Oil and Gas groups can also transfer long-running supply and service partnerships which should boost efficiency and mitigate project risks, Duncan said.

“Oil and Gas has very strong Approved Vendor Lists (AVLs) and established supply-chains, a massive play for big Oil and Gas will be bringing over that supply chain which all offshore wind will benefit from,” he said.

Vessel supply and logistics is a key project risk for offshore wind sector. In the nascent U.S. offshore industry, gaps in infrastructure and vessel supply continue to put upward pressure on capex.

The presence of Oil and Gas majors at this early stage of US development should help  reduce project risks, Lanard said.

"They know better than anybody the risks associated with working in harsh marine environments...there is a lot of knowledge there and we need to tap it," he said.

Oil and Gas supply firms will have to adjust to the high number of individual units and components involved in offshore wind projects, Lanard said.

"We have heard from some companies who have already moved over that they need to now focus on establishing standardization workflows on the shop floor to produce in the hundreds required by offshore wind,” he said.

DONG Energy-- the former oil and Gas company--has understood the benefits of standardization "better than anybody," Lanard noted.

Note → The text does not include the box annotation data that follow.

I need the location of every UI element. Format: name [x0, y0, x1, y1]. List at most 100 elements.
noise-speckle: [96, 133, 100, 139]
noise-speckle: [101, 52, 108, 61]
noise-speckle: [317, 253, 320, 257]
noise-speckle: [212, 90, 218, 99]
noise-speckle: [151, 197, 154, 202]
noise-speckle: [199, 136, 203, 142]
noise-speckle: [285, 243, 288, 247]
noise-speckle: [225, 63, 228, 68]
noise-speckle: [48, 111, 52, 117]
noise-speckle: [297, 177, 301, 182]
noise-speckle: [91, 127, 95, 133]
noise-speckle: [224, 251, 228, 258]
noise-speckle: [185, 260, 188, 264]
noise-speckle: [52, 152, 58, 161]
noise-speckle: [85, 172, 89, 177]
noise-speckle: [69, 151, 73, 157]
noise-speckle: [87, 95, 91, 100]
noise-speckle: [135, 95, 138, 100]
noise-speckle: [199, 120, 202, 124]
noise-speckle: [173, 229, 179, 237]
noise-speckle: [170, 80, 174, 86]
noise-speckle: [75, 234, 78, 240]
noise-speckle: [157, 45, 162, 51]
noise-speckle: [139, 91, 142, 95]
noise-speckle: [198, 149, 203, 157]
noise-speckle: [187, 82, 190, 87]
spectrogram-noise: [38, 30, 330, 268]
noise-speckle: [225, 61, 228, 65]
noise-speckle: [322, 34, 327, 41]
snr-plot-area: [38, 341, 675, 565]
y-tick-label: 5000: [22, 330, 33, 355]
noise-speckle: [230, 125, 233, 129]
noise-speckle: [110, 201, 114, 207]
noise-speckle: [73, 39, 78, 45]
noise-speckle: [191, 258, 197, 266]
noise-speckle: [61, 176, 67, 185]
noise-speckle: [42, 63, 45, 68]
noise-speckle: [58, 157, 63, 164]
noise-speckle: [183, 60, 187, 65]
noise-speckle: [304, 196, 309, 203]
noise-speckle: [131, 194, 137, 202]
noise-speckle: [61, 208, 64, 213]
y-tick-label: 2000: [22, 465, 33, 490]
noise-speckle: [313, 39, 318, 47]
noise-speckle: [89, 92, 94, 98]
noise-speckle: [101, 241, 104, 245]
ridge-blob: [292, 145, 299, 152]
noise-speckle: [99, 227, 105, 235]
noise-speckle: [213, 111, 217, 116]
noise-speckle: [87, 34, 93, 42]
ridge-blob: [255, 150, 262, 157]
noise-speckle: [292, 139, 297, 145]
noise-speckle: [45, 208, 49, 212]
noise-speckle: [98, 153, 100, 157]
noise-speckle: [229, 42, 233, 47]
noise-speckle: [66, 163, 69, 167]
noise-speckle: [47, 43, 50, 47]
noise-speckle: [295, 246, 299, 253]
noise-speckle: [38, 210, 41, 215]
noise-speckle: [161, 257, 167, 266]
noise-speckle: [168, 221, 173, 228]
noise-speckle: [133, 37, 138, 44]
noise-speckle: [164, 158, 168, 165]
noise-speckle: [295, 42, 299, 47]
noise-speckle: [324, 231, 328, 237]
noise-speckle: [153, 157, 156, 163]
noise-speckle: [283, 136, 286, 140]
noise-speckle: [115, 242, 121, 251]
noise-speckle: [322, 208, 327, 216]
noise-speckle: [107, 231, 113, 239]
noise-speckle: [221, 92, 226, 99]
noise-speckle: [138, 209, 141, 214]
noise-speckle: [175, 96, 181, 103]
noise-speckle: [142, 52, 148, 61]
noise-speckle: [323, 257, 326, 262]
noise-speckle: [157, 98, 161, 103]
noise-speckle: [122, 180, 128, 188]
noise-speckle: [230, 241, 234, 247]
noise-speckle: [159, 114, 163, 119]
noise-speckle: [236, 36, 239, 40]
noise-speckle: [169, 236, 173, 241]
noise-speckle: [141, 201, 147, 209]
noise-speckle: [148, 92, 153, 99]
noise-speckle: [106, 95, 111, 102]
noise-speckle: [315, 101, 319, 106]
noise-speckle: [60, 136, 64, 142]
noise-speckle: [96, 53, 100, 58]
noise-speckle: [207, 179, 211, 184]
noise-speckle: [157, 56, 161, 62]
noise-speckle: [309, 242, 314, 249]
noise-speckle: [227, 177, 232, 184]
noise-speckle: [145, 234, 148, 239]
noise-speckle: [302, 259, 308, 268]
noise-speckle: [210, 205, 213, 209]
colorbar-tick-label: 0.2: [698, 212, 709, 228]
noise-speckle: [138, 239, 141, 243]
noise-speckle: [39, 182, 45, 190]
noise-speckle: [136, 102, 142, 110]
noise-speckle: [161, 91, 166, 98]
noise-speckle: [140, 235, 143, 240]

“Their standard foundation design approach significantly [cut] the cost of offshore wind power production," he said.

Rising influence

Duncan and Lanard both predict more Oil and Gas firms will continue to move into the offshore wind sector in the coming years, as oil groups diversify assets amid a low oil price environment.

“There is a little bit of a perfect storm,” Duncan said. The cost reduction [offshore wind] has managed to achieve ahead of schedule means it is becoming commercially viable. Coupled with the Oil and Gas downturn the stars have aligned almost," he said.

The improving risk-reward profile of offshore wind is prompting major energy groups to review spending priorities, Lanard said.

“The voices for the new revenue centres are going to be heard more clearly now because the industry has matured and proven itself at the time the need for diversification is strong,” he said.